MAI-Transcribe-1
Transcribe an audio file via Azure AI Speech using Microsoft's MAI-Transcribe-1 model.
Quick start
node {baseDir}/scripts/transcribe.js /path/to/audio.m4a
Defaults:
- Model:
mai-transcribe-1 - Output:
<input>.txt - API version:
2025-10-15
Useful flags
node {baseDir}/scripts/transcribe.js /path/to/audio.ogg --out /tmp/transcript.txt
node {baseDir}/scripts/transcribe.js /path/to/audio.m4a --language en-GB
node {baseDir}/scripts/transcribe.js /path/to/audio.m4a --json --out /tmp/transcript.json
node {baseDir}/scripts/transcribe.js /path/to/audio.wav --model mai-transcribe-1
node {baseDir}/scripts/transcribe.js --help
Required env vars
export AZURE_SPEECH_ENDPOINT="https://YOUR-RESOURCE.cognitiveservices.azure.com"

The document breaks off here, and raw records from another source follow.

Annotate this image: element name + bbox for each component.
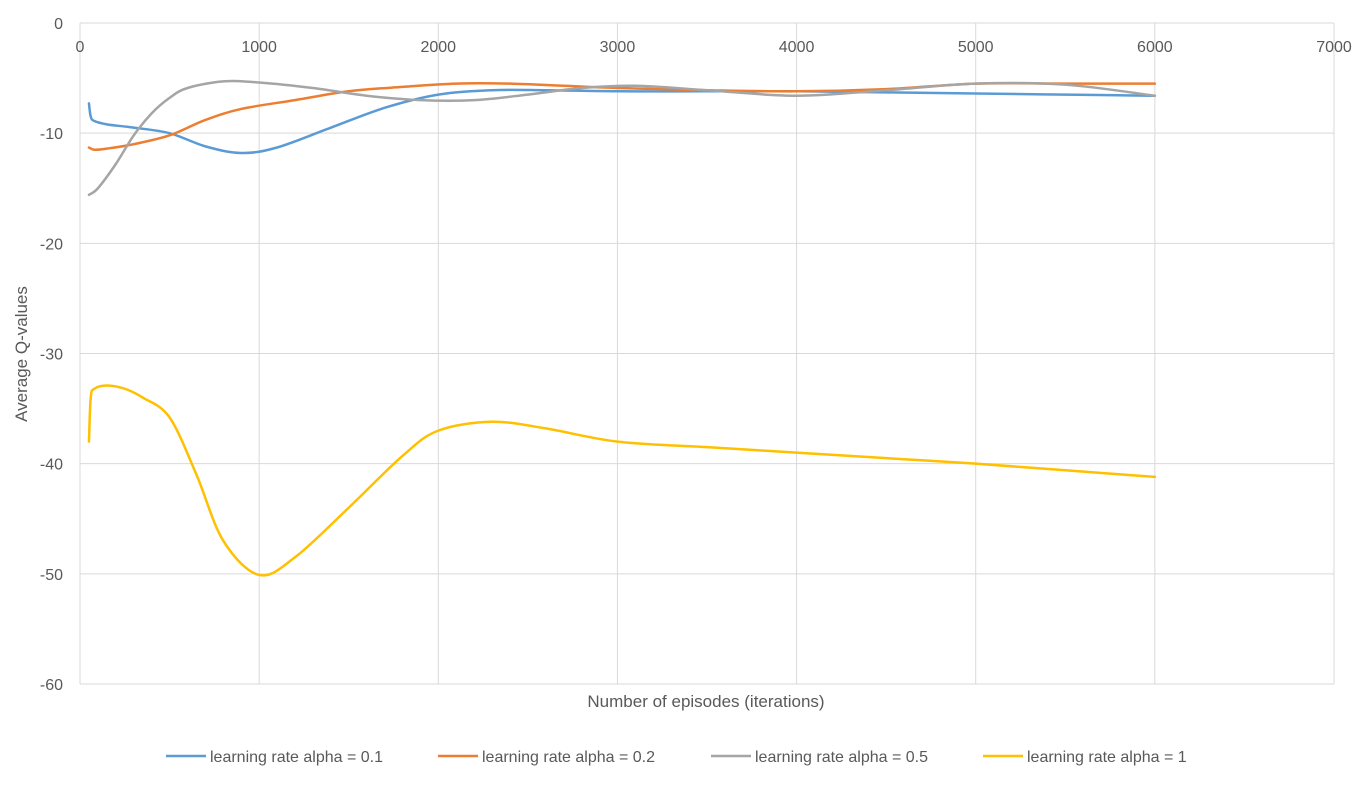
y-tick-label: -40: [40, 457, 63, 474]
y-tick-label: -20: [40, 236, 63, 253]
legend-label-3: learning rate alpha = 0.5: [755, 749, 928, 766]
x-tick-label: 3000: [600, 39, 636, 56]
y-tick-label: -50: [40, 567, 63, 584]
legend-label-1: learning rate alpha = 0.1: [210, 749, 383, 766]
series-line-1: [87, 88, 1157, 155]
x-tick-label: 2000: [420, 39, 456, 56]
x-tick-label: 1000: [241, 39, 277, 56]
x-tick-label: 0: [76, 39, 85, 56]
series-line-3: [87, 79, 1157, 197]
y-tick-label: -10: [40, 126, 63, 143]
x-tick-label: 5000: [958, 39, 994, 56]
y-axis-ticks: 0 -10 -20 -30 -40 -50 -60: [40, 16, 63, 694]
x-tick-label: 7000: [1316, 39, 1352, 56]
x-axis-ticks: 0 1000 2000 3000 4000 5000 6000 7000: [76, 39, 1352, 56]
legend-label-2: learning rate alpha = 0.2: [482, 749, 655, 766]
legend: learning rate alpha = 0.1 learning rate a…: [166, 749, 1187, 766]
y-tick-label: -60: [40, 677, 63, 694]
x-axis-title: Number of episodes (iterations): [587, 692, 824, 711]
legend-label-4: learning rate alpha = 1: [1027, 749, 1187, 766]
series-line-4: [87, 384, 1157, 577]
series-lines: [87, 79, 1157, 577]
y-tick-label: 0: [54, 16, 63, 33]
x-tick-label: 6000: [1137, 39, 1173, 56]
gridlines: [79, 22, 1335, 685]
y-axis-title: Average Q-values: [12, 286, 31, 422]
x-tick-label: 4000: [779, 39, 815, 56]
y-tick-label: -30: [40, 347, 63, 364]
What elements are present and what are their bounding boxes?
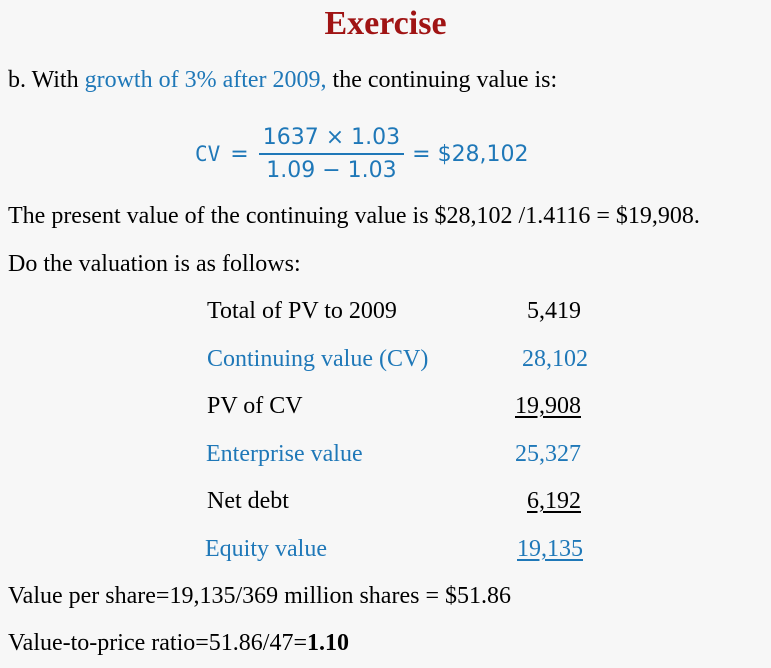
intro-line: b. With growth of 3% after 2009, the con… bbox=[8, 66, 557, 94]
formula-fraction: 1637 × 1.03 1.09 − 1.03 bbox=[258, 125, 405, 183]
per-share-line: Value per share=19,135/369 million share… bbox=[8, 583, 511, 609]
table-row-label: Enterprise value bbox=[206, 441, 363, 467]
table-row-label: Total of PV to 2009 bbox=[207, 298, 397, 324]
table-row-label: Continuing value (CV) bbox=[207, 346, 429, 372]
intro-highlight: growth of 3% after 2009, bbox=[84, 67, 327, 93]
present-value-line: The present value of the continuing valu… bbox=[8, 203, 700, 229]
table-row-value: 19,135 bbox=[517, 536, 583, 562]
table-row-value: 6,192 bbox=[527, 488, 581, 514]
ratio-line: Value-to-price ratio=51.86/47=1.10 bbox=[8, 629, 349, 657]
formula-result: = $28,102 bbox=[412, 141, 529, 167]
ratio-value: 1.10 bbox=[306, 630, 349, 656]
table-row-label: Equity value bbox=[205, 536, 327, 562]
cv-formula: CV = 1637 × 1.03 1.09 − 1.03 = $28,102 bbox=[195, 118, 529, 190]
ratio-prefix: Value-to-price ratio=51.86/47= bbox=[8, 630, 307, 656]
table-row-label: Net debt bbox=[207, 488, 289, 514]
table-row-value: 19,908 bbox=[515, 393, 581, 419]
table-row-value: 25,327 bbox=[515, 441, 581, 467]
table-row-value: 5,419 bbox=[527, 298, 581, 324]
formula-lhs: CV bbox=[195, 142, 221, 166]
formula-equals: = bbox=[230, 141, 249, 167]
table-row-label: PV of CV bbox=[207, 393, 303, 419]
valuation-intro: Do the valuation is as follows: bbox=[8, 251, 301, 277]
table-row-value: 28,102 bbox=[522, 346, 588, 372]
formula-numerator: 1637 × 1.03 bbox=[258, 125, 405, 155]
slide-title: Exercise bbox=[324, 5, 447, 42]
intro-prefix: b. With bbox=[8, 67, 85, 93]
formula-denominator: 1.09 − 1.03 bbox=[266, 158, 397, 183]
intro-suffix: the continuing value is: bbox=[326, 67, 558, 93]
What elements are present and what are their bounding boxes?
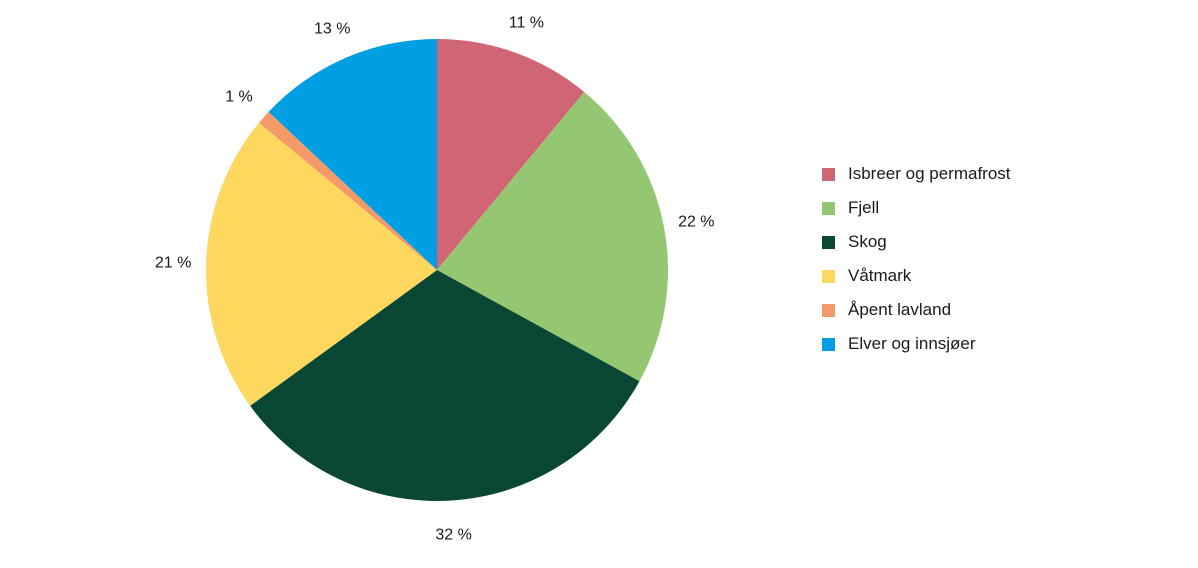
slice-value-label: 11 % [509,15,544,32]
slice-value-label: 32 % [435,527,471,544]
pie-slices [206,39,669,502]
legend-swatch [822,167,835,181]
pie-slice-vatmark [206,122,437,406]
legend-item-elver-og-innsjoer: Elver og innsjøer [822,327,1011,361]
slice-value-label: 21 % [155,255,191,272]
legend-label: Åpent lavland [848,300,952,319]
slice-value-label: 1 % [225,88,253,105]
pie-slice-fjell [437,92,669,382]
legend-item-isbreer-og-permafrost: Isbreer og permafrost [822,157,1011,191]
pie-slice-apent-lavland [259,111,437,271]
legend-item-apent-lavland: Åpent lavland [822,293,1011,327]
legend-swatch [822,269,835,283]
legend-swatch [822,337,835,351]
pie-slice-isbreer-og-permafrost [437,39,585,270]
legend-item-fjell: Fjell [822,191,1011,225]
slice-value-label: 13 % [314,21,350,38]
legend-label: Skog [848,232,887,251]
pie-slice-skog [250,270,640,502]
legend-item-skog: Skog [822,225,1011,259]
legend-label: Isbreer og permafrost [848,164,1011,183]
legend-label: Fjell [848,198,880,217]
slice-value-label: 22 % [678,214,714,231]
legend-label: Våtmark [848,266,912,285]
legend-label: Elver og innsjøer [848,334,976,353]
legend-swatch [822,303,835,317]
pie-slice-elver-og-innsjoer [268,39,437,270]
legend-swatch [822,235,835,249]
legend-swatch [822,201,835,215]
chart-legend: Isbreer og permafrost Fjell Skog Våtmark Åpe… [822,157,1011,361]
pie-labels: 11 % 22 % 32 % 21 % 1 % 13 % [155,15,715,544]
legend-item-vatmark: Våtmark [822,259,1011,293]
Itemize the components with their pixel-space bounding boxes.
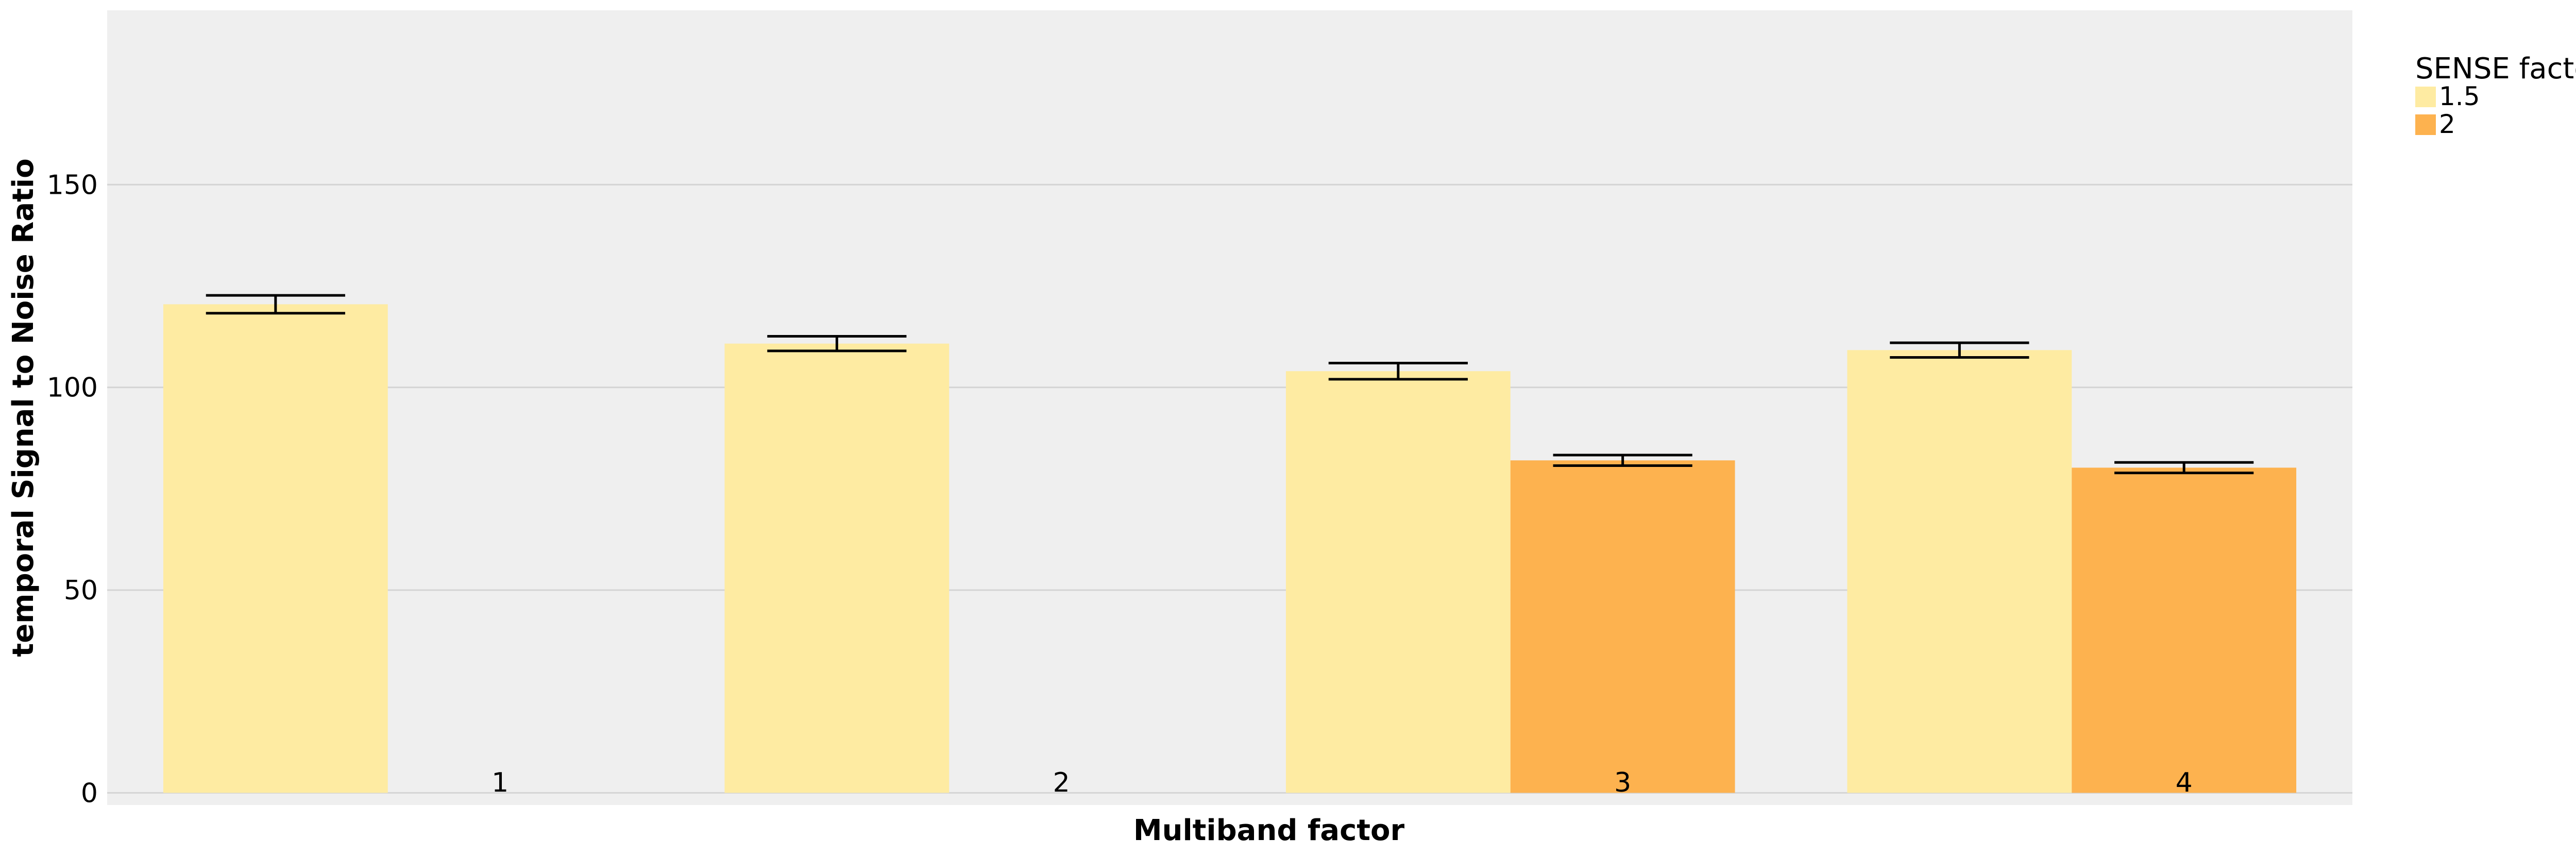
x-tick-label: 3 <box>1614 767 1631 798</box>
y-axis-title: temporal Signal to Noise Ratio <box>7 158 40 657</box>
bar <box>163 304 388 793</box>
y-tick-labels: 0 50 100 150 <box>47 170 98 809</box>
bar <box>2072 467 2297 793</box>
legend-label: 2 <box>2439 109 2455 139</box>
error-bars <box>206 294 2254 475</box>
legend-items: 1.52 <box>2415 81 2480 139</box>
y-tick-label: 100 <box>47 373 98 404</box>
y-tick-label: 150 <box>47 170 98 200</box>
x-tick-label: 4 <box>2176 767 2193 798</box>
x-tick-label: 1 <box>492 767 509 798</box>
x-axis-title: Multiband factor <box>1133 814 1405 847</box>
bar <box>1847 350 2072 793</box>
bars <box>163 304 2297 793</box>
bar <box>724 343 950 793</box>
legend-swatch <box>2415 87 2436 107</box>
legend: SENSE factor 1.52 <box>2415 52 2576 139</box>
bar <box>1285 371 1511 793</box>
legend-swatch <box>2415 114 2436 135</box>
legend-label: 1.5 <box>2439 81 2480 111</box>
y-tick-label: 50 <box>64 575 98 606</box>
legend-title: SENSE factor <box>2415 52 2576 86</box>
y-tick-label: 0 <box>81 778 98 809</box>
bar <box>1510 460 1735 793</box>
x-tick-label: 2 <box>1053 767 1070 798</box>
x-tick-labels: 1 2 3 4 <box>492 767 2193 798</box>
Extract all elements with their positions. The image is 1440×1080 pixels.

export AZURE_SPEECH_KEY="YOUR_SPEECH_RESOURCE_KEY"
How to get the API key
- Go to the Azure portal and open your Speech or Foundry Speech resource.
- Open Keys and Endpoint.
- Copy:
- the resource endpoint, for example
https://your-resource.cognitiveservices.azure.com - one of the resource keys
- the resource endpoint, for example
- Export them:
export AZURE_SPEECH_ENDPOINT="https://YOUR-RESOURCE.cognitiveservices.azure.com"
export AZURE_SPEECH_KEY="YOUR_SPEECH_RESOURCE_KEY"
If gh-style copy-paste chaos is happening, the most important bit is that this skill expects the Speech resource endpoint, not a generic Foundry project URL.
Optional:
export AZURE_SPEECH_API_VERSION="2025-10-15"
API shape
The script calls:
POST {AZURE_SPEECH_ENDPOINT}/speechtotext/transcriptions:transcribe?api-version=2025-10-15
Headers:
Ocp-Apim-Subscription-Key: {AZURE_SPEECH_KEY}
Multipart form fields:
audiodefinition
Example definition payload:
{
"enhancedMode": {
"enabled": true,
"model": "mai-transcribe-1"
}
}
Notes
- This is the same style of skill as the Whisper one: a small documented script wrapper, not a built-in OpenClaw media pipeline.
- Tested successfully against a live Azure Speech resource.
--jsonwrites the raw Azure response for debugging or downstream processing.- Audio is uploaded to Microsoft for processing.